O verdadeiro poder, então, está na interação de Mortensen e Ali, que, por mais inesperada que seja a dupla, funcionou perfeitamente em tela.

Mortensen como um italiano ignorante e bonachão combina com o tom mais refinado e educado de Ali. E os dois conseguem embarcar no personagem de forma perfeita e suas diferenças os completam durante as oito semanas juntos. Todo o perfil mais preconceituoso do personagem de Mortensen é o que dá o verdadeiro tom cômico do filme, devido as situações que ele faz Ali passar, mas há também toda a realidade da época em si.

Seu forçado sotaque italiano é outro ponto crucial para o humor encantar o espectador e fazer a trama ser ainda mais agradável. Shirley, no entanto, não ganha esse humor mais forte, até por sua personalidade e ideologia.

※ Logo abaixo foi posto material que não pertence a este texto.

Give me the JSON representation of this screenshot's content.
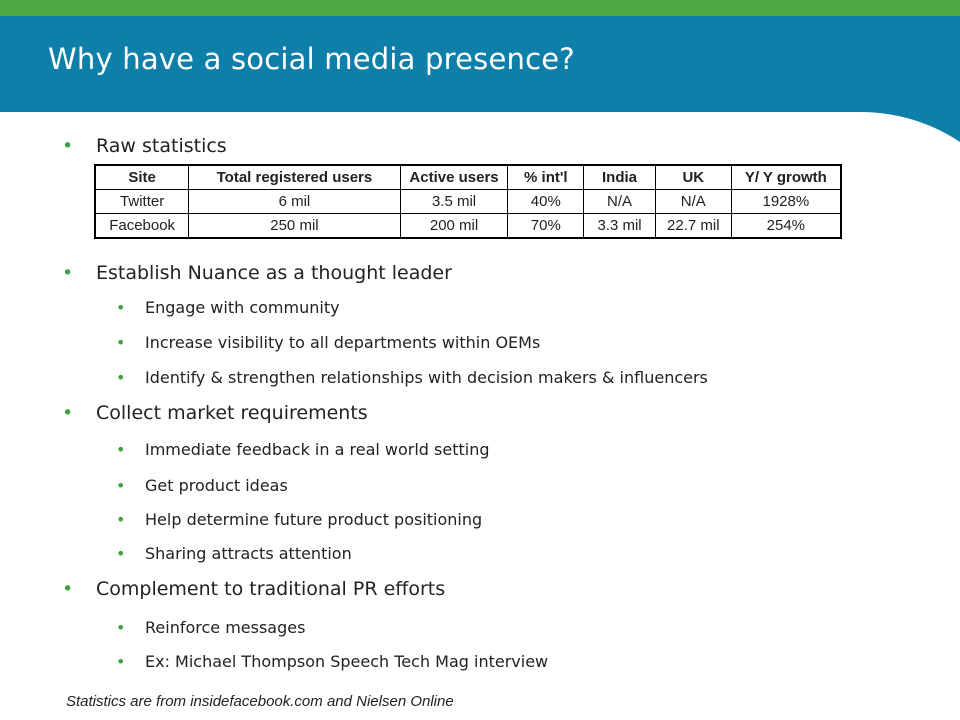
{
  "slide": {
    "title": "Why have a social media presence?",
    "colors": {
      "header_blue": "#0e7fa8",
      "header_green": "#4faa45",
      "bullet_green": "#3fa341"
    }
  },
  "bullets": [
    {
      "level": 1,
      "text": "Raw statistics"
    },
    {
      "level": 1,
      "text": "Establish Nuance as a thought leader"
    },
    {
      "level": 2,
      "text": "Engage with community"
    },
    {
      "level": 2,
      "text": "Increase visibility to all departments within OEMs"
    },
    {
      "level": 2,
      "text": "Identify & strengthen relationships with decision makers & influencers"
    },
    {
      "level": 1,
      "text": "Collect market requirements"
    },
    {
      "level": 2,
      "text": "Immediate feedback in a real world setting"
    },
    {
      "level": 2,
      "text": "Get product ideas"
    },
    {
      "level": 2,
      "text": "Help determine future product positioning"
    },
    {
      "level": 2,
      "text": "Sharing attracts attention"
    },
    {
      "level": 1,
      "text": "Complement to traditional PR efforts"
    },
    {
      "level": 2,
      "text": "Reinforce messages"
    },
    {
      "level": 2,
      "text": "Ex: Michael Thompson Speech Tech Mag interview"
    }
  ],
  "table": {
    "headers": [
      "Site",
      "Total registered users",
      "Active users",
      "% int'l",
      "India",
      "UK",
      "Y/ Y growth"
    ],
    "rows": [
      [
        "Twitter",
        "6 mil",
        "3.5 mil",
        "40%",
        "N/A",
        "N/A",
        "1928%"
      ],
      [
        "Facebook",
        "250 mil",
        "200 mil",
        "70%",
        "3.3 mil",
        "22.7 mil",
        "254%"
      ]
    ]
  },
  "footnote": "Statistics are from insidefacebook.com and Nielsen Online"
}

Seus momentos engraçados se dão justamente pelas situações vividas com o companheiro. E essa relação, mesmo que aos poucos vá melhorando – devido a mudança de olhar de Mortensen sobre o músico – ela não é 100% realizada.

O que, particularmente, torna tudo mais real e interessante, afinal, anos de preconceito e visão sobre determinadas pessoas não mudam rapidamente em oito semanas. Essa escolha de Farrely não é tão clara em tela, até para manter seu final feliz de contos de fada, porém, só por ela estar presente de forma indireta, já deixa um tom real não tão explorado no resto do filme.

Longe do filme ser todo ficção, até pela presença clara do preconceito e momentos de pura ignorância. No entanto, da mesma forma que Bohemian Rhapsody (2018) diminui os pontos problemáticos de Freddie Mercury, Farrely também deixa o cenário mais leve e não mostra um preconceito mais duro, como é mostrado no já citado Infiltrado na Klan.

A escolha funciona em grande parte da jornada, mas deixando resquícios de fraqueza em alguns pontos, como durante uma revelação importante sobre Shirley, mas que não ganha holofotes, sendo que, a revelação em si, mostra ainda mais da personalidade e das ideologias do personagem. Entretanto, é jogado fora, como se não tivesse acontecido.

Por isso, Green Book não se provou forte o suficiente como obra cinematográfica, apesar de todas as suas cinco indicações ao Oscar, mas sim, uma obra de personagens. A improvável dupla leva o filme nas costas e dão a verdadeira força que Green Book precisava ter – fazendo com que as indicações para Mortensen e Ali sejam perfeitamente justificáveis.

No fim, a proposta de leveza da trama não faz jus a difícil, mas ainda divertida, jornada de Tony Lip e Don Shirley. Ela funciona, mas está longe de tratar com fidelidade o preconceituoso Estados Unidos sulista dos anos 60, talvez pela falta de experiência de Farrely no gênero ou historicamente.